- 16 islands spread over an area the size of India
- Total population is around 16,000
- Annual tourists number around 100,000
- The Cooks have their own language and government, and use NZ currency
- We visited Rarotonga, the biggest and most populated island, which is 20 miles (32km) in circumference
Check out this awesome pic Jake took of the palms at our resort. We chose the Cooks because his company asked him to go there for two days' work. Pretty awesome! He worked for a couple days and then we stayed for a long weekend. My first assignment upon arrival was to rent a scooter and get my Cook Islands driver's license because you can't drive there without one. So while he was at work, I headed to the Rarotonga police department. After showing my US license (still don't have an NZ one), handing over $20 and performing a 15-second skills test (which involved the Budget Rental Car lady standing in the parking lot watching me drive my scooter "down around that tree and back"), I was official.
I wondered if this was just a way to raise money from tourists, but that's okay. They handed me my license along with a coupon for free coffee down the road.
And on the flip side was a coupon for a local pub in case you failed. :)
Here's a shot of the first thing I saw upon walking out of the police station with my new license. This poor gal's getting a ticket for going over the 40 kph limit. I felt kind of bad taking her photo but did it anyway. And now some pics of the island.
Lots of beautiful palms and fern trees. The weather was really mild, since it's still winter and it's not so far north as to be tropical, and it was overcast on some of our days, but we loved it!

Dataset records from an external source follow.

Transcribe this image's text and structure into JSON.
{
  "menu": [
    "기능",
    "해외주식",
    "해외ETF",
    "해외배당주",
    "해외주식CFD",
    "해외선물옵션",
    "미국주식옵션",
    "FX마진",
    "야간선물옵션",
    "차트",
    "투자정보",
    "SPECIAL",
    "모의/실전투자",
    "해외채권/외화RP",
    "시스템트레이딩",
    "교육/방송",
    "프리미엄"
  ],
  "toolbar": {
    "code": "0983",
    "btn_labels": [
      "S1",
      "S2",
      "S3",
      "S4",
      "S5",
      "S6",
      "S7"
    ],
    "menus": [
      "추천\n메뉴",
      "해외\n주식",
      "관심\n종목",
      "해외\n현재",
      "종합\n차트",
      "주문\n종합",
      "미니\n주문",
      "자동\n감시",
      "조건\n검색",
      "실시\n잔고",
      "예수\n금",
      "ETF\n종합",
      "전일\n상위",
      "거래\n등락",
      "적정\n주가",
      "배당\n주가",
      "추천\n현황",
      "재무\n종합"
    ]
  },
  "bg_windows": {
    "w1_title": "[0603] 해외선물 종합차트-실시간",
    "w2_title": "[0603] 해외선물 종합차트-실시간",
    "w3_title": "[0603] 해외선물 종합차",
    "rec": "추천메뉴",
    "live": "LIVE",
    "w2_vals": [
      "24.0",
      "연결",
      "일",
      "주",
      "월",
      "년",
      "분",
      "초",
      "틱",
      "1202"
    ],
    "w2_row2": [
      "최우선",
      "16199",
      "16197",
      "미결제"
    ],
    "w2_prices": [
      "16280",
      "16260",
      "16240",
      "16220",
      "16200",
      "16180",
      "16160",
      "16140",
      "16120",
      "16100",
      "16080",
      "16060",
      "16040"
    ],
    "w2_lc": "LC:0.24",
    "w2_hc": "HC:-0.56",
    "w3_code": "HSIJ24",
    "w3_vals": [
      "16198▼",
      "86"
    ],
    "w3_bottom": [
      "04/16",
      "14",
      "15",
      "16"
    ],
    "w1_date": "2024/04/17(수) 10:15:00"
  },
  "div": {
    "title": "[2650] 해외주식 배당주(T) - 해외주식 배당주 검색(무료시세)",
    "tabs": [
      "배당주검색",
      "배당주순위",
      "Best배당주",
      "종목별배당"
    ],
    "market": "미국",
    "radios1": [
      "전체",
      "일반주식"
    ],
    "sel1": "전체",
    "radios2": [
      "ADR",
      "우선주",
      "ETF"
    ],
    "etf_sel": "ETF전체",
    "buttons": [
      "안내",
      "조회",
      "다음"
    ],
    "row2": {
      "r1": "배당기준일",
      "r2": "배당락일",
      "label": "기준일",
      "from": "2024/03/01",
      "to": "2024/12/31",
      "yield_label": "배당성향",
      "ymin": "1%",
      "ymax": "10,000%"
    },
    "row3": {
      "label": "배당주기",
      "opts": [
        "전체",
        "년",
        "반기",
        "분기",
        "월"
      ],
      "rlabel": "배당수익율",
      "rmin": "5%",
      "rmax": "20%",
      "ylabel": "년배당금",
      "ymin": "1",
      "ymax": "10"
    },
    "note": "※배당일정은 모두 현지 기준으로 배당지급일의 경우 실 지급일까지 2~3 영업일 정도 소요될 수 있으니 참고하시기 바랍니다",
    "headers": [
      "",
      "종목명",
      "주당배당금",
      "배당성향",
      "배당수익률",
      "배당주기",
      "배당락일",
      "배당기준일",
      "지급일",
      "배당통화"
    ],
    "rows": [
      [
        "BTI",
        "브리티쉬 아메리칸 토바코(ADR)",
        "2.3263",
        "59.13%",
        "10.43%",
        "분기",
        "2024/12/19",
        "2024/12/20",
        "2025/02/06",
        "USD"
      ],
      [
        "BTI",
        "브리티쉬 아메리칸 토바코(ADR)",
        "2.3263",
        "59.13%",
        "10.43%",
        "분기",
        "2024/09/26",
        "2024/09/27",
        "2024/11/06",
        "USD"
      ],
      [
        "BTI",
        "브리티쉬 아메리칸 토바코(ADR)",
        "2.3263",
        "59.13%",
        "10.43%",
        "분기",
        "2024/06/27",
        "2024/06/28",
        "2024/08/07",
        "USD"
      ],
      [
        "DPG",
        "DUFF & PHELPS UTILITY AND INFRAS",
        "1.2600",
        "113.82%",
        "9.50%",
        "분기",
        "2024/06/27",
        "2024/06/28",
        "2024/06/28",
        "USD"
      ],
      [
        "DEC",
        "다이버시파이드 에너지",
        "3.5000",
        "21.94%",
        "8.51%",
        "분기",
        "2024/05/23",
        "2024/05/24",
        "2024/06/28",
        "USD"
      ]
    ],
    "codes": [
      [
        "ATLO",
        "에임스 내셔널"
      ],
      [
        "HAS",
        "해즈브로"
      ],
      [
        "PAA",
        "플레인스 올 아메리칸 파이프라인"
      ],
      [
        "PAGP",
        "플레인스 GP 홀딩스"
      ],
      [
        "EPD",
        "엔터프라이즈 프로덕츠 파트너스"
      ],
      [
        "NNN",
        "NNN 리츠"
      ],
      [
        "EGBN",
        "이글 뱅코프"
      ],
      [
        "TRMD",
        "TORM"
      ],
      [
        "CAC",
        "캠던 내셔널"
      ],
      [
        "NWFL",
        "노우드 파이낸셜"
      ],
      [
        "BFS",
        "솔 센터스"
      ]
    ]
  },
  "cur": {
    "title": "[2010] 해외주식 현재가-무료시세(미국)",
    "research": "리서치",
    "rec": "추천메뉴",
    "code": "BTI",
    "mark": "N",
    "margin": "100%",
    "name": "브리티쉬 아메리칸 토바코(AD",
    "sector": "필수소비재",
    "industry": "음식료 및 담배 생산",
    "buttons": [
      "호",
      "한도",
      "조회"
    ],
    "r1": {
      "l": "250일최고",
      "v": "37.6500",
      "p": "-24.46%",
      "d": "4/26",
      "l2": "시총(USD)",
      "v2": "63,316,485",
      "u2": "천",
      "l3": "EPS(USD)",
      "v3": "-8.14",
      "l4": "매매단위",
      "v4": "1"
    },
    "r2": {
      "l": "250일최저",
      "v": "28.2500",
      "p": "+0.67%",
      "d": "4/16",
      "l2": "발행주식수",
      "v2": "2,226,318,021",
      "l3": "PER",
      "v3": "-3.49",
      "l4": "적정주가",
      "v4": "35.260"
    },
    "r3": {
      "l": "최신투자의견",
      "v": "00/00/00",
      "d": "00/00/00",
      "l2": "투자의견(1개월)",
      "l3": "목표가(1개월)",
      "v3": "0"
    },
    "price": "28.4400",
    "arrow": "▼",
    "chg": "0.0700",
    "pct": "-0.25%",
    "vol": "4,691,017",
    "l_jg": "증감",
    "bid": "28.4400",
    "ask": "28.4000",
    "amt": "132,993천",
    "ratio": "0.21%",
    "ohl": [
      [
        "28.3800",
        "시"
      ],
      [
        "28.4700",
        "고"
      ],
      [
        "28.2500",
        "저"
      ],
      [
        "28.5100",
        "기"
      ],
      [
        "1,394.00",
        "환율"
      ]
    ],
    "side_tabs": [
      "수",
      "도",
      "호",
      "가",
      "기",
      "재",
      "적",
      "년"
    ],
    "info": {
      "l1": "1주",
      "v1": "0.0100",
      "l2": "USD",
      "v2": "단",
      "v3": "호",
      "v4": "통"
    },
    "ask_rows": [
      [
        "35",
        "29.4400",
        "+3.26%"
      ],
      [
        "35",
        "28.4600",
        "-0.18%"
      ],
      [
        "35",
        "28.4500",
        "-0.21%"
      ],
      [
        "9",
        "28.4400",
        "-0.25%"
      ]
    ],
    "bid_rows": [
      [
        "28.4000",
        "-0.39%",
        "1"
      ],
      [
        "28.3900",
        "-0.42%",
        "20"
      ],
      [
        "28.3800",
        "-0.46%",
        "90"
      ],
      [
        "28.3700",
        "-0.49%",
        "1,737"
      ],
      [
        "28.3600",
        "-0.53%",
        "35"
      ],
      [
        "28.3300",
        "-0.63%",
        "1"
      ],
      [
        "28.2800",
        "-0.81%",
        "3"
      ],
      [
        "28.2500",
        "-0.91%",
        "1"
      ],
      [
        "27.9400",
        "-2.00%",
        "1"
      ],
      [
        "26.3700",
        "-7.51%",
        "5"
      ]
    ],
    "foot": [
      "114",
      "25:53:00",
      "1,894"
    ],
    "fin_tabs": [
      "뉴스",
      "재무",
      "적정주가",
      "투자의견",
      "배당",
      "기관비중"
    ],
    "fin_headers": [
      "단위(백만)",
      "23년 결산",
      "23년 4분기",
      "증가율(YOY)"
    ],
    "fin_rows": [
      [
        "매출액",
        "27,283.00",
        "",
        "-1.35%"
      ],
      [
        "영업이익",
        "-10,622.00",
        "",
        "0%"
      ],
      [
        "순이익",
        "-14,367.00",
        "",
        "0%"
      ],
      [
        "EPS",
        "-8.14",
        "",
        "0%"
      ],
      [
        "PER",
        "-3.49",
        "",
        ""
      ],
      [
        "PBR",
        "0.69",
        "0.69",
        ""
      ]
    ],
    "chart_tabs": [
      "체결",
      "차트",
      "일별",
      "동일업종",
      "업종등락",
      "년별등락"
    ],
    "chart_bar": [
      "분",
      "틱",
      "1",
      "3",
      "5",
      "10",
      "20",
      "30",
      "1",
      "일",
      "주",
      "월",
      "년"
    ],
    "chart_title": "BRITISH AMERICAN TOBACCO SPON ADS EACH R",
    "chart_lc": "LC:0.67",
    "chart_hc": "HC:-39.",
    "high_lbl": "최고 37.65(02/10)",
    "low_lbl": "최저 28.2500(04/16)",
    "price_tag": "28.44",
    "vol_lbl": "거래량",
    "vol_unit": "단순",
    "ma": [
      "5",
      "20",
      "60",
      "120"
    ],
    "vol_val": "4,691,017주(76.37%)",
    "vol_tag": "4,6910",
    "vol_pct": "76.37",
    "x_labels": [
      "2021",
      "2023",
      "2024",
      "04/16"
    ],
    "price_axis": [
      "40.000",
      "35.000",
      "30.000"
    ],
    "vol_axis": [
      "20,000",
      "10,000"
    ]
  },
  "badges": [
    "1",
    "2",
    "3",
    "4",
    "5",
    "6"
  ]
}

We did some snorkeling on both sides of the island, and saw a lot of cool fish. We even had a chance to go out during the resort's daily fish feeding, where you hold out pieces of bread while you're snorkeling and the fish swarm you and eat out of your hand! The fish have adapted to this daily ritual and come in droves.

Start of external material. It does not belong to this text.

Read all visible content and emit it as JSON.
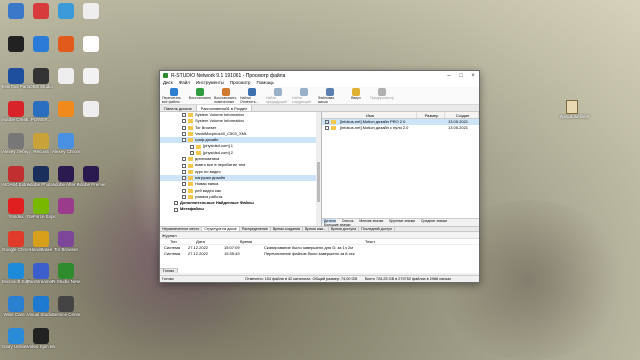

I think one of the local specialties is called tivaevae -- a type of quilting that's very colorful and used for bedspreads, pillows, etc.
Our resort was pretty nice without being a really fancy, high-dollar place. We enjoyed many a cocktail under these cabanas.
And here's a couple pics of the inland. We weren't able to explore much on our own as the inland trails are unmarked and they recommend you hire a guide to show you around. Apparently it only takes about four hours to hike over the hills from one side of the island to the other.
I can't help it -- 40 k's an hour on a scooter can give you a wild hairdo.